Traveling Savage in Southern Scotland!
I’ve got my itinerary mostly nailed down for my upcoming trip to Scotland in April. On the docket are visits to Edinburgh, East Lothian, Dumfries & Galloway, the Scottish Borders, and Fife! This trip clocks in right around three weeks in length, and you can expect the same depth of coverage you’ve come to expect from me. I will be exploring abbeys, castles, distilleries/breweries/cideries, landscapes, food, and accommodations. One relatively recent development is that this trip will yield articles to be published in The Scotsman. In the last couple of months they’ve published articles I’ve written on Kilchoman distillery, traveling in Orkney, and exploring the Cairngorms National Park’s Rothiemurchus Forest (all of which were originally published here).
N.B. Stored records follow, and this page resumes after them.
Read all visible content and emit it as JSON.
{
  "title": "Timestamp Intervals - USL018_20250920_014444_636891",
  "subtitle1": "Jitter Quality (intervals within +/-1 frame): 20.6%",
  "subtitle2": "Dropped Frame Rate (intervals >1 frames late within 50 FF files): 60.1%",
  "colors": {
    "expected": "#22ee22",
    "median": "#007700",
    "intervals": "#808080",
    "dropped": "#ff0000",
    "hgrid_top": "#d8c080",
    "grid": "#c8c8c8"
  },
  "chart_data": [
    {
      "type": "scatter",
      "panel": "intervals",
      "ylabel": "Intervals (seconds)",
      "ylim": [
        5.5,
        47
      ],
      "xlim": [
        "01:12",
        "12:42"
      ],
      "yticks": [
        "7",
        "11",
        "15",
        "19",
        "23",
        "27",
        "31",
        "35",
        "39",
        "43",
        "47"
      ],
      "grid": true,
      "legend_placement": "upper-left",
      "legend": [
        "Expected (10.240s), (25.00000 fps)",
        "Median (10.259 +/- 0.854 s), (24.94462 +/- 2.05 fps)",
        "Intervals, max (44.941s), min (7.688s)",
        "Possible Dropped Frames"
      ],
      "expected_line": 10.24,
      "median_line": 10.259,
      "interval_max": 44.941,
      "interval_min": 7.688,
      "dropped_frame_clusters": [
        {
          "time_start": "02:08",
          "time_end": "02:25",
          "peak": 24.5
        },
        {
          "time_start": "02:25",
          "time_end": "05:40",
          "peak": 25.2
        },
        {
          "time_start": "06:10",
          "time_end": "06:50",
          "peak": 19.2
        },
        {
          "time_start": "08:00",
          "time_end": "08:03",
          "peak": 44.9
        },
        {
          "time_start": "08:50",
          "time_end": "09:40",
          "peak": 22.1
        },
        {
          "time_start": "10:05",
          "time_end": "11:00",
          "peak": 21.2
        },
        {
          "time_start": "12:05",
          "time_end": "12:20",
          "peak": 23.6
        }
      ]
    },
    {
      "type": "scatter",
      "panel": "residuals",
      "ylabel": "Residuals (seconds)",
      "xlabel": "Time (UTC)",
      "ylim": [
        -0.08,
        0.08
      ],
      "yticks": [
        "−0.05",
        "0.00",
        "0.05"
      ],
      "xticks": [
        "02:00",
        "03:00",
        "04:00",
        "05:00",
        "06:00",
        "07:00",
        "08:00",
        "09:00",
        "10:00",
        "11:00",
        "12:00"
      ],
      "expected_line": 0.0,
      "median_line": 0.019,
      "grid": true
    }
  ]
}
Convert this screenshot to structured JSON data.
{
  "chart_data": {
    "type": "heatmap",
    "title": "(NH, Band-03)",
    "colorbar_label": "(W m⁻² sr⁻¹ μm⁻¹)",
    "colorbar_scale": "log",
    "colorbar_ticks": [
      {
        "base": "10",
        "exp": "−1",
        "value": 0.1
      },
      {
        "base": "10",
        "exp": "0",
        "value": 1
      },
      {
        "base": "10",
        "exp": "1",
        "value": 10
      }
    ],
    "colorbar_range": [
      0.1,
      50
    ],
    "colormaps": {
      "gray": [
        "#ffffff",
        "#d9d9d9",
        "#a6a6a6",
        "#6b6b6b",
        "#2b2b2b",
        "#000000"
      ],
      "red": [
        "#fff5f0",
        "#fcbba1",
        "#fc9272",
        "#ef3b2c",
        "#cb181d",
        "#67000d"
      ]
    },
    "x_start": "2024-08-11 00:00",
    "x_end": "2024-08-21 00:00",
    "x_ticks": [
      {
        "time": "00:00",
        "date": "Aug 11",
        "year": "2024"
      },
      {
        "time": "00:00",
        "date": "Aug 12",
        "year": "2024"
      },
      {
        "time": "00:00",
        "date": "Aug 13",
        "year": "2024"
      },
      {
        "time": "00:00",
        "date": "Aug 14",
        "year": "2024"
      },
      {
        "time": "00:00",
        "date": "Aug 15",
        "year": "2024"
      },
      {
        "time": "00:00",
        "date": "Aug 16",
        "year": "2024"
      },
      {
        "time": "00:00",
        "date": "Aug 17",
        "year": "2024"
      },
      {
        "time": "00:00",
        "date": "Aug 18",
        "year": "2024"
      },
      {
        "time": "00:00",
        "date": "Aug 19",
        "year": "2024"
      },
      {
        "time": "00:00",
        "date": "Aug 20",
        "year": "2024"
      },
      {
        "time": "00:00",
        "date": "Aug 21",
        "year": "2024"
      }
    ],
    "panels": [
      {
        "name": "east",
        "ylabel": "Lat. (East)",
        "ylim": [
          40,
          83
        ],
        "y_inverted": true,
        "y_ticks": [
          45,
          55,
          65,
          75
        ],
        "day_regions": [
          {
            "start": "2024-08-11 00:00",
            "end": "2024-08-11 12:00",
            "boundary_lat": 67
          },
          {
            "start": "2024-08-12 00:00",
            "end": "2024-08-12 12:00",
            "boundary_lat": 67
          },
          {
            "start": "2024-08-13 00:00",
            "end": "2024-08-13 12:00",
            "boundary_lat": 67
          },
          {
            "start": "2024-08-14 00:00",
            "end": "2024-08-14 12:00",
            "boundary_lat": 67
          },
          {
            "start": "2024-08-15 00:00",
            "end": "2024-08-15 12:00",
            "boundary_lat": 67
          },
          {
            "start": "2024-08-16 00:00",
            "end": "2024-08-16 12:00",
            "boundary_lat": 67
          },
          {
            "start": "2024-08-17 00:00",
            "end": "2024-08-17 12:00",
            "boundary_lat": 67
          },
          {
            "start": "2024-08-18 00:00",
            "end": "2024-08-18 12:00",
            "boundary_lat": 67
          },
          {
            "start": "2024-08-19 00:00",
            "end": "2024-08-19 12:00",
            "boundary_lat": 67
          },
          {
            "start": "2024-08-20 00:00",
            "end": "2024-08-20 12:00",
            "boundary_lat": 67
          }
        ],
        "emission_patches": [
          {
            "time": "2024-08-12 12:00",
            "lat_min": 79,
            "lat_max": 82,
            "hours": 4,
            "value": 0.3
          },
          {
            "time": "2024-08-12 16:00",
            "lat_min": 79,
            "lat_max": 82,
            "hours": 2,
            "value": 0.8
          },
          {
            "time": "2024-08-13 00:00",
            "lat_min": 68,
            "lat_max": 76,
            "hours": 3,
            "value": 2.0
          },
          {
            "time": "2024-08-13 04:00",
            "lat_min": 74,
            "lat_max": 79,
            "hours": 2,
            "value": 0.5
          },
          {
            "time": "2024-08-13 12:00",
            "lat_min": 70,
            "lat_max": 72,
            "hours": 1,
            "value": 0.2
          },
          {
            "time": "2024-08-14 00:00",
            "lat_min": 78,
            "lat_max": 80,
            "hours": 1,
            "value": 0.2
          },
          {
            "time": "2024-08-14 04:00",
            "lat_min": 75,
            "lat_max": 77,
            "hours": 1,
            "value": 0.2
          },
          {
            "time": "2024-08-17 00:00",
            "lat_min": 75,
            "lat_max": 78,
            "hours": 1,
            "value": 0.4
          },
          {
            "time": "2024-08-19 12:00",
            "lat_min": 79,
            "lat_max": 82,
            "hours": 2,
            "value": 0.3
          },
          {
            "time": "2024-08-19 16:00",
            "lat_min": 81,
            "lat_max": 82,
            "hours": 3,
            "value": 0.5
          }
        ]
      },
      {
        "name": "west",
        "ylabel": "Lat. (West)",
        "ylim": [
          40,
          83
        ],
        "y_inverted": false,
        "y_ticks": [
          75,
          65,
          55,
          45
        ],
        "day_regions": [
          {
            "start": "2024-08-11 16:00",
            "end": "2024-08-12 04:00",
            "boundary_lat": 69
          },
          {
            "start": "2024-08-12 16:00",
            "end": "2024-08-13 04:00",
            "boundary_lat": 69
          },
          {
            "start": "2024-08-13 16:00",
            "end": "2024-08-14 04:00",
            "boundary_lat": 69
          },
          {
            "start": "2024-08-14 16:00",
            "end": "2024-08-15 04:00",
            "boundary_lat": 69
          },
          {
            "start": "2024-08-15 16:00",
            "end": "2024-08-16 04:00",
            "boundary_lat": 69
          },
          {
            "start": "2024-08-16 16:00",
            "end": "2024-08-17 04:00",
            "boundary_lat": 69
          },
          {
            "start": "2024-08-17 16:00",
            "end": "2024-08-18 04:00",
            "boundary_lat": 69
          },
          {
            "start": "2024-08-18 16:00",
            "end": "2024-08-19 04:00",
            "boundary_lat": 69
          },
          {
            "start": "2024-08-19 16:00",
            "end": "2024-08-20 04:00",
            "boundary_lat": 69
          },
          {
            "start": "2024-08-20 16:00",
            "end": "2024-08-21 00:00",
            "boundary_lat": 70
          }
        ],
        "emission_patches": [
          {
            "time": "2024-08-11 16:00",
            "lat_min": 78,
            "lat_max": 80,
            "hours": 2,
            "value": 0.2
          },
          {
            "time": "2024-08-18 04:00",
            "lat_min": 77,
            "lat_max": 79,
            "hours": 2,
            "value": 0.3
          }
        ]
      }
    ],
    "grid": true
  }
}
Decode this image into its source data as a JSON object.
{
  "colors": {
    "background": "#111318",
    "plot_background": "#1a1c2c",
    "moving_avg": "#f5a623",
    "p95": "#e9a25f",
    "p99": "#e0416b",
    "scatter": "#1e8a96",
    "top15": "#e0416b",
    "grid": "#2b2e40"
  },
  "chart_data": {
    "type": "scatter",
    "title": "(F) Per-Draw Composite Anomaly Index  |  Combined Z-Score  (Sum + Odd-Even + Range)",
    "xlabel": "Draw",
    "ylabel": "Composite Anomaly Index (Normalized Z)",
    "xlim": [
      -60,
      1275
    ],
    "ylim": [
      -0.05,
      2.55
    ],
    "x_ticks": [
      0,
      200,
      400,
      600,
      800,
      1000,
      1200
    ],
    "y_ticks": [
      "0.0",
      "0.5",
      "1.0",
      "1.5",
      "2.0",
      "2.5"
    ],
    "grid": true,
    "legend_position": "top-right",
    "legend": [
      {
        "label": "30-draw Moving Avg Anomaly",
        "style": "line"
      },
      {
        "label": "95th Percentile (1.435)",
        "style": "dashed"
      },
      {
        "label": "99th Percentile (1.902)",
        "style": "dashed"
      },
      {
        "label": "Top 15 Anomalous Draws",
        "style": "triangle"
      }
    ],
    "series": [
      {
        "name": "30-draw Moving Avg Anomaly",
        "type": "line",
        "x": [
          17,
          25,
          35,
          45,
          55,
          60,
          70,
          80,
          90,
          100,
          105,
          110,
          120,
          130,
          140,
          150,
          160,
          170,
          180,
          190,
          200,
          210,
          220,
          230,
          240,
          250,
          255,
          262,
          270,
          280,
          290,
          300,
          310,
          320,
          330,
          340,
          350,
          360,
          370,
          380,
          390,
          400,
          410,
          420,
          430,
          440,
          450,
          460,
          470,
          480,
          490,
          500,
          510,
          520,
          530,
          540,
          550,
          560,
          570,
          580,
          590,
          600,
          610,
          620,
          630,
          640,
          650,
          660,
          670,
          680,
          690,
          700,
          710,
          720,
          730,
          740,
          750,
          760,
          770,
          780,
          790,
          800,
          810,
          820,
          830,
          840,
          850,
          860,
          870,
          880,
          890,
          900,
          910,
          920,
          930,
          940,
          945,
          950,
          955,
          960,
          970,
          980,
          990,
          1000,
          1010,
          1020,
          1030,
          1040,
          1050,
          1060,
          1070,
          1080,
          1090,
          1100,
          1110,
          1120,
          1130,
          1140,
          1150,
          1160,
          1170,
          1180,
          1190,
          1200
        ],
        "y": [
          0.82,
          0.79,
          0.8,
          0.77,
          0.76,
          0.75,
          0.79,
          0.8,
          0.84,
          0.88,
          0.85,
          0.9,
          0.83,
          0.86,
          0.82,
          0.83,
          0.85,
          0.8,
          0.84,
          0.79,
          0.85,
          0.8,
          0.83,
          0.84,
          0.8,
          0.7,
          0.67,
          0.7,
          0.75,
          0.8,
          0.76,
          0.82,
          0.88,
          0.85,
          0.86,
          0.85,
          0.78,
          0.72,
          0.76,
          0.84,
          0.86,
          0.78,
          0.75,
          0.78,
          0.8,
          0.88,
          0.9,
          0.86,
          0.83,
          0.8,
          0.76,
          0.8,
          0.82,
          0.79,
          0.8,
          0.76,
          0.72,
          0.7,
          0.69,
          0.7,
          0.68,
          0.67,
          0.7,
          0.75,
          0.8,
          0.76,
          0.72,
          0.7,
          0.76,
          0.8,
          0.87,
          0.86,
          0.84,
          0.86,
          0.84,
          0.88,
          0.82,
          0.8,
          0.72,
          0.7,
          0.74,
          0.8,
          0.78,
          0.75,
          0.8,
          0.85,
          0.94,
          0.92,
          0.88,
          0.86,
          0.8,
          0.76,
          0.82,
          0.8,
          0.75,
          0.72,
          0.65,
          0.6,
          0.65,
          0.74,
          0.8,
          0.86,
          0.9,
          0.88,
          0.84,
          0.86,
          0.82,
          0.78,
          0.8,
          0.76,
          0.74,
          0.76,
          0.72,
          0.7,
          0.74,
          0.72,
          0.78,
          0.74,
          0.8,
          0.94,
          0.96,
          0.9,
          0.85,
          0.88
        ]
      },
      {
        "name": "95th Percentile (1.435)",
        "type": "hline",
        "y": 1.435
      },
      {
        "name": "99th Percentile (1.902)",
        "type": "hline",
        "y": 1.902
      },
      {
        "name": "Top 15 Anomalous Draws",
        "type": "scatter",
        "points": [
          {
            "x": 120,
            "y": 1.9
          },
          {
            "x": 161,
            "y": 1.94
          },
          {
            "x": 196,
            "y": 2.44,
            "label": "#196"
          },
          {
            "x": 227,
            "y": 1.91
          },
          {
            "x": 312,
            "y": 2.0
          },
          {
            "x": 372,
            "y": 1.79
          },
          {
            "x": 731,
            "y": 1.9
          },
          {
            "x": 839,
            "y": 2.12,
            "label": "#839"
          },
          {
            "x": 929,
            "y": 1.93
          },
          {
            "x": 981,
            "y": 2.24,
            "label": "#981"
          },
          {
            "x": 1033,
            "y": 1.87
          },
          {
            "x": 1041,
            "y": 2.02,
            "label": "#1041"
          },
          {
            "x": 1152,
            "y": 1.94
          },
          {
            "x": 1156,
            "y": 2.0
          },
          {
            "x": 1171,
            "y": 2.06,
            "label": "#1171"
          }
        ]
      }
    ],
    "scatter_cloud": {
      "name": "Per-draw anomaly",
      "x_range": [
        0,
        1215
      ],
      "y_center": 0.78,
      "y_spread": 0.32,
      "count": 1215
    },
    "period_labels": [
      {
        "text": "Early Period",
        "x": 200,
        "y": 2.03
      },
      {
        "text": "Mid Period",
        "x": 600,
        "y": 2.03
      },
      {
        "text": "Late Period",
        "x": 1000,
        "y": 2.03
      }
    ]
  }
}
Head on over and take a look! Why not subscribe to The Scotsman while you’re there?
I hope you’ve enjoyed my series on Scotland Itinerary Ideas. I’ve got more articles in the series lined up for places like Perthshire, Edinburgh, and the Isle of Mull. I’ve packed these posts full of some of my best photographs, and they’ve been getting some love. I was recently included in a photography e-book and a while back I missed a list of the 100 best travel photographers in the world that included me.
I’m currently in the process of buying a new camera for my travels which should only improve the quality of my shots. Right now the top contender is the Sony NEX 6.